E-4031, chromanol 293B, nifedipine, NiCl2, NS8593, niflunic acid, LPS (Lipopolysaccharides from E. coli, source strain ATCC 12740, serotype 0127:B8, gel filtrated, gamma irradiated, cell culture tested, Sigma L 4516), lidocaine, glybenclamide and dihydroouabain are from Sigma Aldrich, 4-AP from RBI, apamin from Alomone Labs, TTX from Carl Roth. E-4031, NiCl2, TTX, 4-AP, apamin, niflumic acid, glybenclamide and dihydrooubain were dissolved in H2O. Nifedipine, NS8593 and chromanol 293B were dissolved in DMSO, lidocaine in ethanol and LPS in RBMI medium. Stock solutions were kept at −20 °C.

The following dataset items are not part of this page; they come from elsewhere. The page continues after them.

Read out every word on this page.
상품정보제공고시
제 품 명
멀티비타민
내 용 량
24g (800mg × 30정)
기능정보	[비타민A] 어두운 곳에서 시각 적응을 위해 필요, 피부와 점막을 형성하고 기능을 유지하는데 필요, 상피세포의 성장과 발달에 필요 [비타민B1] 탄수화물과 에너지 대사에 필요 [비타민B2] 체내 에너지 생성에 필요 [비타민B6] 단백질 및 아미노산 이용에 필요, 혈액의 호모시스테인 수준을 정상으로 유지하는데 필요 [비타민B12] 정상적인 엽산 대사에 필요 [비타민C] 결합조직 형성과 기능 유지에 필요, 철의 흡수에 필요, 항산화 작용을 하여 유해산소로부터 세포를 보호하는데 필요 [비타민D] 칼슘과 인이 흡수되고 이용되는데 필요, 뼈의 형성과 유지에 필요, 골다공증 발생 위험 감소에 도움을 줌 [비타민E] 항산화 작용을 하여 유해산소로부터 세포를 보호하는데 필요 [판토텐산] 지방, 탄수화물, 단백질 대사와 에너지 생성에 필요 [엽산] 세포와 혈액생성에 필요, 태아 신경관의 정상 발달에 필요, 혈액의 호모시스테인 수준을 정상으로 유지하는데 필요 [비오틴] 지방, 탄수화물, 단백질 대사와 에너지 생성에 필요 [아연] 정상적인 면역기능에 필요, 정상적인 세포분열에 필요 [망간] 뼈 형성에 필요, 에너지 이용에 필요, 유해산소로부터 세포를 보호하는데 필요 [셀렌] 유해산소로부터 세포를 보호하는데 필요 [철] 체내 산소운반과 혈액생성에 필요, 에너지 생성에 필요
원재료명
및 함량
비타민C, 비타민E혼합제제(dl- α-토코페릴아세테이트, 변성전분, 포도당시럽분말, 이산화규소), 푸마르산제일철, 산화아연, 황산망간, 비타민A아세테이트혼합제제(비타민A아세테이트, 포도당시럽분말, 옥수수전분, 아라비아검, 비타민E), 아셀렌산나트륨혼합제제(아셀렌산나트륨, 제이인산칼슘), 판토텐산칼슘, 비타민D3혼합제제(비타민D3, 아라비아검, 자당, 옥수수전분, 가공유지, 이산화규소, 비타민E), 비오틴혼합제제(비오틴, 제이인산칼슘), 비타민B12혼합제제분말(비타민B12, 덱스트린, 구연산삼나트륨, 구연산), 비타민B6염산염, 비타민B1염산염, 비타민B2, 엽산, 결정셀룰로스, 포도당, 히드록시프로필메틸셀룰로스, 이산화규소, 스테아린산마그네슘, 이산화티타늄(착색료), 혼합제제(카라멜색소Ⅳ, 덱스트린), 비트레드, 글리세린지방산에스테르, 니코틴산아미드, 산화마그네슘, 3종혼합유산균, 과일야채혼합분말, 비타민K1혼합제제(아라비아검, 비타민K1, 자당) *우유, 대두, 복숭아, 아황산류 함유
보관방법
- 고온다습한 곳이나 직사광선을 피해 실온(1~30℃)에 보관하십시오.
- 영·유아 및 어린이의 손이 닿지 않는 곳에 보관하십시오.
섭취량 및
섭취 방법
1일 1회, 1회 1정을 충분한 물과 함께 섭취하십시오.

If not otherwise indicated data are shown as mean ± SEM and were analyzed using InStat© (GraphPad, San Diego, USA) and SigmaPlot 11.0 (Systat GmbH, Germany). By analyzing the data with the Kolmogorov Smirnov test it was decided whether parametric or non-parametric tests were used for analysis. For parametric data one-way ANOVA with Dunnett’s post-test for multiple comparisons (all treated groups versus control) or test of trend were performed. For non-parametric data the Kruskal-Wallis test with Dunn’s multiple comparisons post-test was used. For repeated measurements, e.g. analysis of current-voltage relationships, parametric one-way repeated measures ANOVA with Dunnett’s multiple comparisons post-test was applied. Unpaired Student’s t-test was used for comparisons of two independent groups with normal distribution. p < 0.05 (two-tailed) was considered significant, p < 0.10 (two-tailed) was considered significant by tendency.